Foto: Animesh Basnet

Já dizia nosso patrono da educação Paulo Freire: “Educar é impregnar de sentido o que fazemos a cada instante!”. Acredito que, se nossas escolas compreendessem esse pensamento, poderíamos avançar para atitudes mais profundas na nossa prática educacional. Quiçá, promoveríamos uma revolução de sentidos e diálogos em uma sociedade que vive de monólogos. Educamos nossos alunos para que? Para quem?

Pesquisas, como a feita pela consultoria Consumoteca, têm apontado que a geração Z (nascidos após 1990) é mais questionadora, apressada e ansiosa. Chegam ao mercado de trabalho extremamente capacitados, com um currículo acadêmico invejável, vivência internacional, conhecimento tecnológico de ponta, visão de processos e metodologias, mas com habilidades socioemocionais baixíssimas. Talvez, isso explique o interesse e o foco da nova BNCC que promete entregar pessoas mais bem preparadas para o mercado. Para o mercado? É isso mesmo? Bom, isso é papo para outro artigo.

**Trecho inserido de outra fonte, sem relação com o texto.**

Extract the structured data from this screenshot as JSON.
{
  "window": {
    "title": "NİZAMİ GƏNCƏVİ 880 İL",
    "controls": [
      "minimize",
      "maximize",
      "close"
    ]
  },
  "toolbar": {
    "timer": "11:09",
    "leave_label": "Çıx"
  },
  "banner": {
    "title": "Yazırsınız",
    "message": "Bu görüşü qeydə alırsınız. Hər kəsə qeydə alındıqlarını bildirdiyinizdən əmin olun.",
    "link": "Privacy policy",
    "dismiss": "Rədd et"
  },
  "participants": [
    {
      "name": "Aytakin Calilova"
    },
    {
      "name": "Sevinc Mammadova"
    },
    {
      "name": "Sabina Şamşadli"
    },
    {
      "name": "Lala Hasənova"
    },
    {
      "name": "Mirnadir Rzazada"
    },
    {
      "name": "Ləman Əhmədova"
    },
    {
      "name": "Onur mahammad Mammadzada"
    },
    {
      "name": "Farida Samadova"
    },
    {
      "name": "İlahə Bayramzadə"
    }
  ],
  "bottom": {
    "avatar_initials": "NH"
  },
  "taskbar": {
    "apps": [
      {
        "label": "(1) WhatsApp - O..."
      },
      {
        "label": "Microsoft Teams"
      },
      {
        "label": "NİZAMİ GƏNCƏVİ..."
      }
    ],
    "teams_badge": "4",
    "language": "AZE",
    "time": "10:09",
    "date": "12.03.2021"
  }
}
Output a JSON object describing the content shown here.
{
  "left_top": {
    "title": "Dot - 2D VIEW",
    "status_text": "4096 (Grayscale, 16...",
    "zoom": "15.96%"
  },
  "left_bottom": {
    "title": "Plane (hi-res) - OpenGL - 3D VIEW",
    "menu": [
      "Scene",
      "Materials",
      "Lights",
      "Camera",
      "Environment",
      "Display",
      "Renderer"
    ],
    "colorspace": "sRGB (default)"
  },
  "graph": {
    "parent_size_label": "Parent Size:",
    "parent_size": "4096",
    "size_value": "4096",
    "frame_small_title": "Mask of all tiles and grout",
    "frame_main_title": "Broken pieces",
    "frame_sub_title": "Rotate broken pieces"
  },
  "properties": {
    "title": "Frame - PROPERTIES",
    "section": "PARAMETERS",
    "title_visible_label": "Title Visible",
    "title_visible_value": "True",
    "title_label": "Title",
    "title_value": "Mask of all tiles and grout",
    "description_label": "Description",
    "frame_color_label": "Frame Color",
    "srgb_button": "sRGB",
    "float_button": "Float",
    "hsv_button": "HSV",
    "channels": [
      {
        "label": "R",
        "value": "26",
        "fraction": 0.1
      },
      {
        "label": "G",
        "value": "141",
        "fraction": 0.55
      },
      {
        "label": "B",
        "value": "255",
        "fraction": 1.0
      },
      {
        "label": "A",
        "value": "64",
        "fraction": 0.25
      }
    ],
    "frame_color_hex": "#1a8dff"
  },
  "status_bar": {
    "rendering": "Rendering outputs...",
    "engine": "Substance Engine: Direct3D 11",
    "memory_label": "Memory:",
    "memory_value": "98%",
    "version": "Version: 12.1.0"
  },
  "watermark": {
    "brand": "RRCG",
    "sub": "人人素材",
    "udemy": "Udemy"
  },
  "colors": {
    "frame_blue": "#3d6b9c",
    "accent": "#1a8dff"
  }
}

Antes de avançar, é preciso pensar acerca dos dados de violência no Brasil, que são assustadores e a sua relação com a educação. Todos dos dias, morrem pessoas simplesmente pelo fato de ser quem são: negras/os, mulheres, religiosas/os, LGBTQIs. As redes sociais se tornaram espaço de conflitos, sendo, para tantos, impossível respeitar a opinião divergente. Nas redes sociais, o conceito de verdade assume uma perspectiva dogmática, que nada mais é símbolo do individualismo exagerado, fruto de uma sociedade que perde a cada dia o aspecto da vivência em comunidade e da verdade como uma construção coletiva que se faz no chão da vida. Nesse sentido, o filósofo italiano Gianni Vattimo, em sua obra Adeus à verdade, afirma que “a verdade em si é inimiga da sociedade aberta, e, especificamente, de toda política democrática”. Será que isso não diz nada sobre a nossa prática educativa, já que muitos dos que usam redes sociais como palavras-armadas-verdade, passam pelos centros educativos?  Que tipo de inteligência desenvolver para superar a violência e dar conta de conviver com as múltiplas faces das verdades construídas?

Uma grande contribuição para educação foi a Teoria das Múltiplas Inteligências de Gardner. Seu pensamento colaborou para uma melhor compreensão do conceito de inteligência. Ele identificou diversas inteligências: a linguística, a lógico-matemática, a espacial, a musical corporal e sinestésica, a intrapessoal, a interpessoal, a naturalista e a existencial.  Para ele, inteligência é capacidade de resolver problemas a partir das potencialidades neurais que podem ser ou não ativadas dependendo de muitos fatores, como o contexto cultural e familiar.

Nesse mesmo sentido, no livro Inteligência – um conceito reformulado, Gardner se referiu à Inteligência Espiritual como inteligência existencial ou transcendente, definindo-a como “a capacidade para situar-se a si mesmo em relação ao cosmos, em relação a si mesmo e em relação às características existenciais da condição humana, quais sejam, o significado da vida, o significado da morte e o destino final do mundo físico e psicológico em experiências profundas como o amor à outra pessoa ou a imersão em um trabalho de arte.”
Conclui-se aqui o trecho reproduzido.